Cabestan’s predictions are downbeat. He believes that Beijing will now go about downgrading meetings between China’s and Taiwan’s bodies for cross-straits negations (ARATS and SEF respectively); narrow Taiwan international space; and continue reducing the number of Chinese tourists visiting Taiwan. But at the same time, Cabestan said, Beijing will not cut all links with Taiwan because it wants Taiwan to become more dependent on China and not the opposite, given that it wants to lay the ground for a return of the KMT to power.

Not just one dimension

Steve Tsang, director of the University of Nottingham’s China Policy Institute, concurred that the relationship across the Strait is likely to get more tense than in the last eight years when Taiwan was governed by the KMT and that “Beijing will not do anything to help Tsai succeed as president.” He argued that this doesn’t necessarily mean that she will fail and that although pressure by Beijing will pose real problems for Tsai, cross-strait relations are only one dimension and not the most important dimension of the presidency in Taiwan.

“Her success or failure will be measured first and foremost by the aspirations and commitments she has made to the domestic audience – can she rebalance the economy?” Tsang asked. “Can she deliver generational justice and whatever it takes to get the younger generations in Taiwan to feel that they are not being left out and left behind? Can the truth and reconciliation process heal the wounds and build up a one nation framework for moving Taiwan forward?”

Taiwan’s midterm elections will be held in the fall of 2018, when all local governments on the island are elected in one go. Until then, Tsai will have to deal with a job market and wage levels suffering from decreased exports of goods and services as China puts the brakes on both imports from Taiwan and Taiwan-bound tourism. She will also have to deal with Taiwan’s army of homeowners fretting about her core promise of providing much more affordable housing for the young generation.

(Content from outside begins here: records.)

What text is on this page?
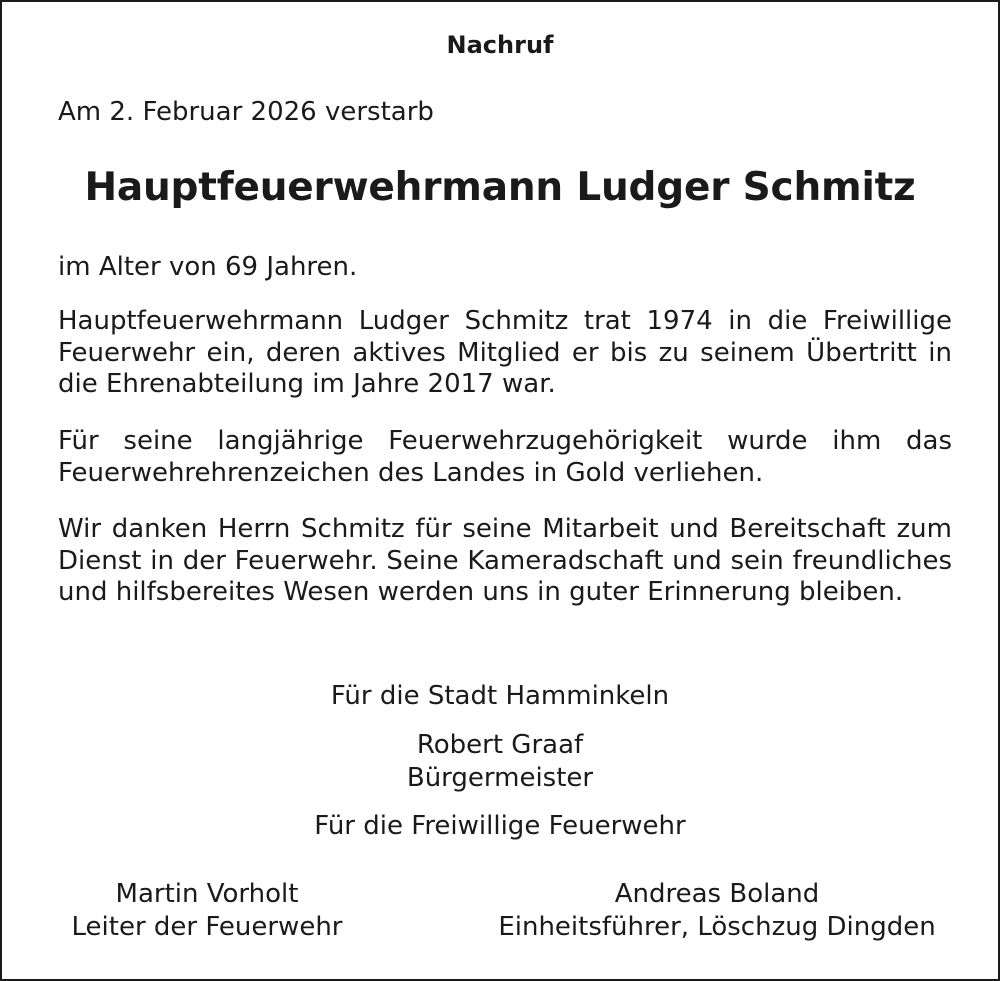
Nachruf
Am 2. Februar 2026 verstarb
Hauptfeuerwehrmann Ludger Schmitz
im Alter von 69 Jahren.

Hauptfeuerwehrmann Ludger Schmitz trat 1974 in die Freiwillige Feuerwehr ein, deren aktives Mitglied er bis zu seinem Übertritt in die Ehrenabteilung im Jahre 2017 war.

Für seine langjährige Feuerwehrzugehörigkeit wurde ihm das Feuerwehrehrenzeichen des Landes in Gold verliehen.

Wir danken Herrn Schmitz für seine Mitarbeit und Bereitschaft zum Dienst in der Feuerwehr. Seine Kameradschaft und sein freundliches und hilfsbereites Wesen werden uns in guter Erinnerung bleiben.

Für die Stadt Hamminkeln
Robert Graaf
Bürgermeister
Für die Freiwillige Feuerwehr
Martin Vorholt
Leiter der Feuerwehr
Andreas Boland
Einheitsführer, Löschzug Dingden
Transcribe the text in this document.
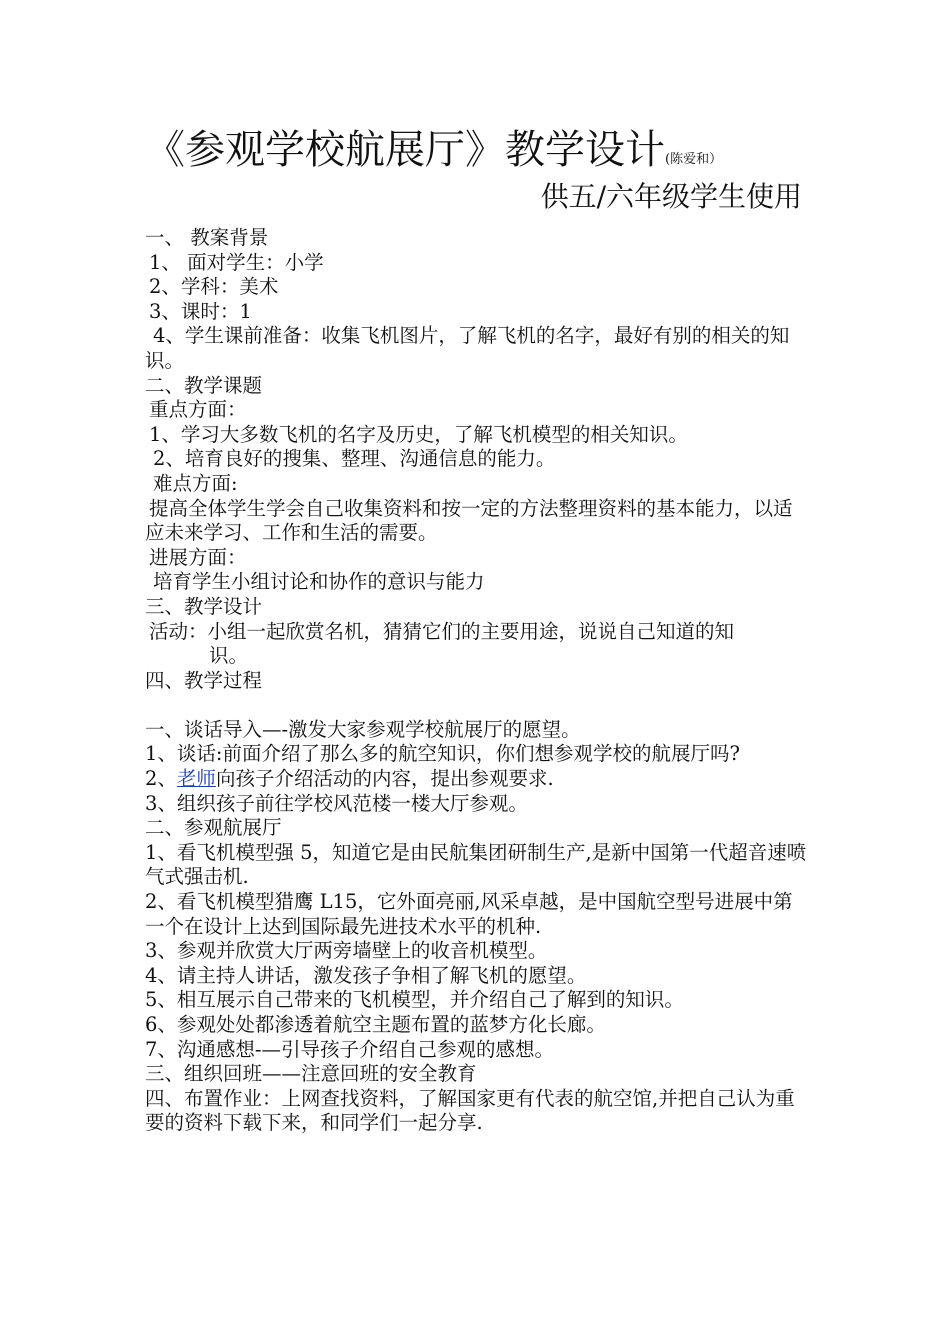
《参观学校航展厅》教学设计(陈爱和）
供五/六年级学生使用

一、 教案背景

1、 面对学生：小学

2、学科：美术

3、课时：1

4、学生课前准备：收集飞机图片，了解飞机的名字，最好有别的相关的知识。

二、教学课题

重点方面：

1、学习大多数飞机的名字及历史，了解飞机模型的相关知识。

2、培育良好的搜集、整理、沟通信息的能力。

难点方面:

提高全体学生学会自己收集资料和按一定的方法整理资料的基本能力，以适应未来学习、工作和生活的需要。

进展方面：

培育学生小组讨论和协作的意识与能力

三、教学设计

活动：小组一起欣赏名机，猜猜它们的主要用途，说说自己知道的知
识。

四、教学过程

一、谈话导入—-激发大家参观学校航展厅的愿望。

1、谈话:前面介绍了那么多的航空知识，你们想参观学校的航展厅吗?

2、老师向孩子介绍活动的内容，提出参观要求.

3、组织孩子前往学校风范楼一楼大厅参观。

二、参观航展厅

1、看飞机模型强 5，知道它是由民航集团研制生产,是新中国第一代超音速喷气式强击机.

2、看飞机模型猎鹰 L15，它外面亮丽,风采卓越，是中国航空型号进展中第一个在设计上达到国际最先进技术水平的机种.

3、参观并欣赏大厅两旁墙壁上的收音机模型。

4、请主持人讲话，激发孩子争相了解飞机的愿望。

5、相互展示自己带来的飞机模型，并介绍自己了解到的知识。

6、参观处处都渗透着航空主题布置的蓝梦方化长廊。

7、沟通感想-—引导孩子介绍自己参观的感想。

三、组织回班——注意回班的安全教育

四、布置作业：上网查找资料，了解国家更有代表的航空馆,并把自己认为重要的资料下载下来，和同学们一起分享.
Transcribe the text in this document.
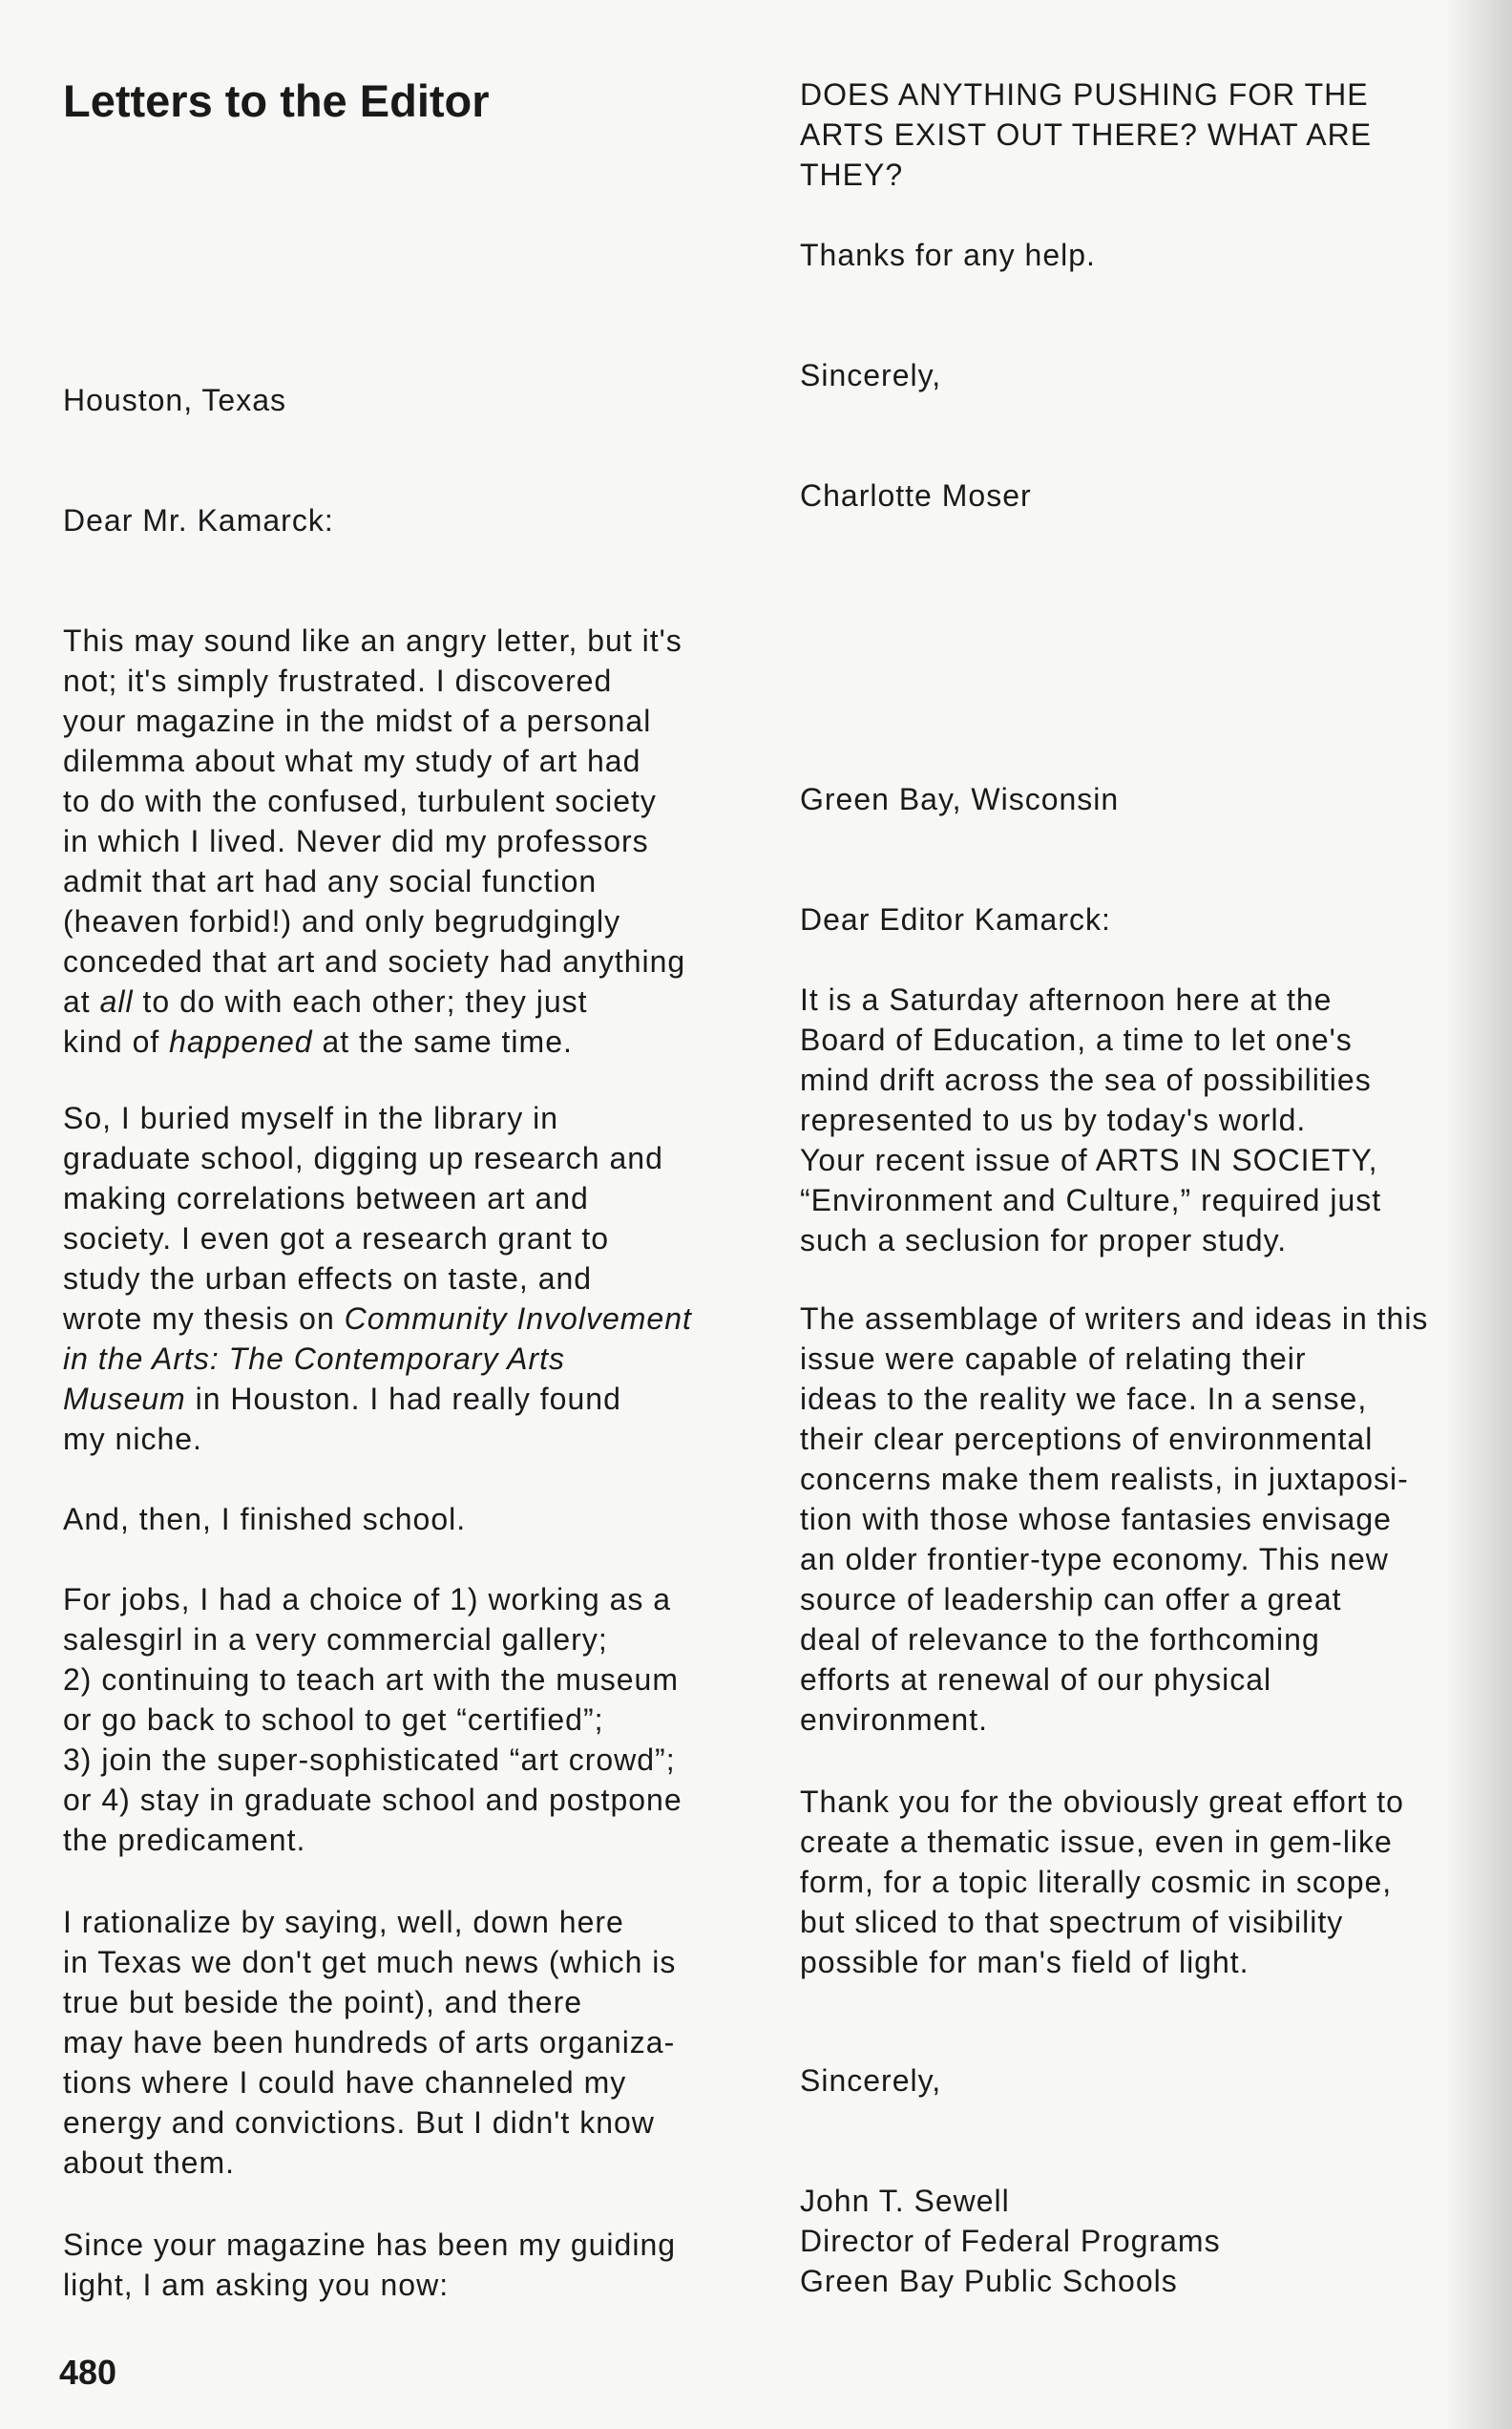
Letters to the Editor

Houston, Texas

Dear Mr. Kamarck:

This may sound like an angry letter, but it's
not; it's simply frustrated. I discovered
your magazine in the midst of a personal
dilemma about what my study of art had
to do with the confused, turbulent society
in which I lived. Never did my professors
admit that art had any social function
(heaven forbid!) and only begrudgingly
conceded that art and society had anything
at all to do with each other; they just
kind of happened at the same time.
So, I buried myself in the library in
graduate school, digging up research and
making correlations between art and
society. I even got a research grant to
study the urban effects on taste, and
wrote my thesis on Community Involvement
in the Arts: The Contemporary Arts
Museum in Houston. I had really found
my niche.

And, then, I finished school.

For jobs, I had a choice of 1) working as a
salesgirl in a very commercial gallery;
2) continuing to teach art with the museum
or go back to school to get “certified”;
3) join the super-sophisticated “art crowd”;
or 4) stay in graduate school and postpone
the predicament.
I rationalize by saying, well, down here
in Texas we don't get much news (which is
true but beside the point), and there
may have been hundreds of arts organiza-
tions where I could have channeled my
energy and convictions. But I didn't know
about them.
Since your magazine has been my guiding
light, I am asking you now:

480

DOES ANYTHING PUSHING FOR THE
ARTS EXIST OUT THERE? WHAT ARE
THEY?

Thanks for any help.

Sincerely,

Charlotte Moser

Green Bay, Wisconsin

Dear Editor Kamarck:

It is a Saturday afternoon here at the
Board of Education, a time to let one's
mind drift across the sea of possibilities
represented to us by today's world.
Your recent issue of ARTS IN SOCIETY,
“Environment and Culture,” required just
such a seclusion for proper study.
The assemblage of writers and ideas in this
issue were capable of relating their
ideas to the reality we face. In a sense,
their clear perceptions of environmental
concerns make them realists, in juxtaposi-
tion with those whose fantasies envisage
an older frontier-type economy. This new
source of leadership can offer a great
deal of relevance to the forthcoming
efforts at renewal of our physical
environment.
Thank you for the obviously great effort to
create a thematic issue, even in gem-like
form, for a topic literally cosmic in scope,
but sliced to that spectrum of visibility
possible for man's field of light.

Sincerely,

John T. Sewell
Director of Federal Programs
Green Bay Public Schools
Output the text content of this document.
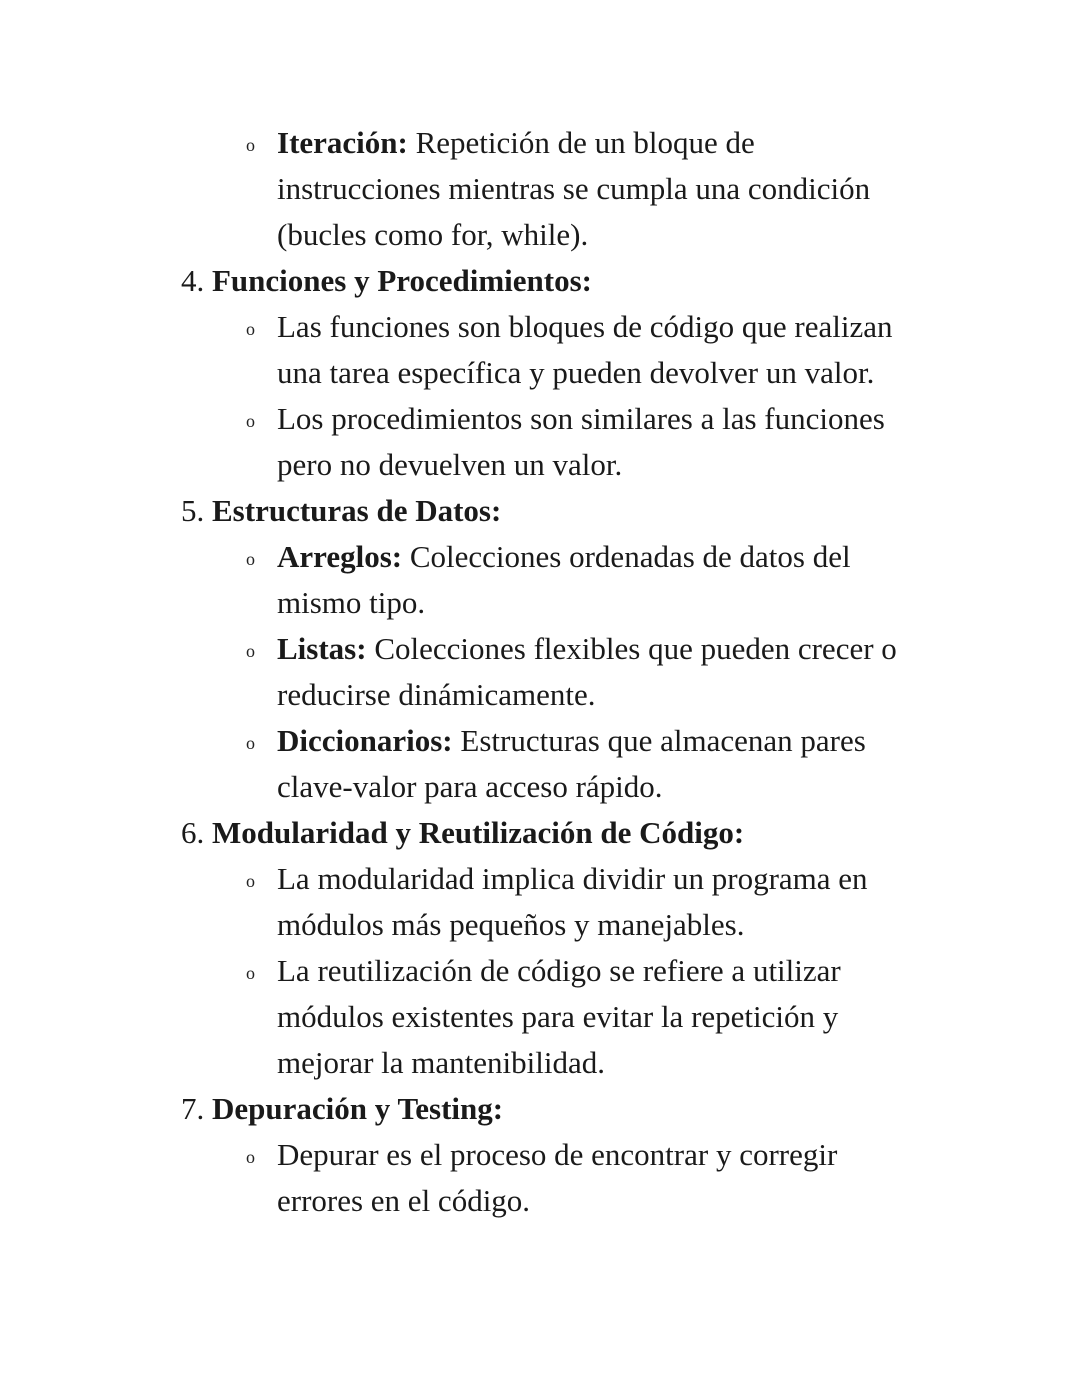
o Iteración: Repetición de un bloque de
instrucciones mientras se cumpla una condición
(bucles como for, while).
4. Funciones y Procedimientos:
o Las funciones son bloques de código que realizan
una tarea específica y pueden devolver un valor.
o Los procedimientos son similares a las funciones
pero no devuelven un valor.
5. Estructuras de Datos:
o Arreglos: Colecciones ordenadas de datos del
mismo tipo.
o Listas: Colecciones flexibles que pueden crecer o
reducirse dinámicamente.
o Diccionarios: Estructuras que almacenan pares
clave-valor para acceso rápido.
6. Modularidad y Reutilización de Código:
o La modularidad implica dividir un programa en
módulos más pequeños y manejables.
o La reutilización de código se refiere a utilizar
módulos existentes para evitar la repetición y
mejorar la mantenibilidad.
7. Depuración y Testing:
o Depurar es el proceso de encontrar y corregir
errores en el código.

She can be expected to make Taiwan’s thousands of pig farmers her enemies by allowing the import of US pork containing the controversial lean-meat enhancer ractomine because that’s what will be needed to get some US support for her strategic Trans-Pacific Partnership (TPP) bid. And more political capital will be lost by dealing with ultra-low electricity rates to satisfy her other core pledge of making earthquake-prone Taiwan nuclear-power free in just nine years from now. The outgoing KMT government in its last month in office cut power rates by 9.6 percent, by far the steepest rate cut in Taiwan ever.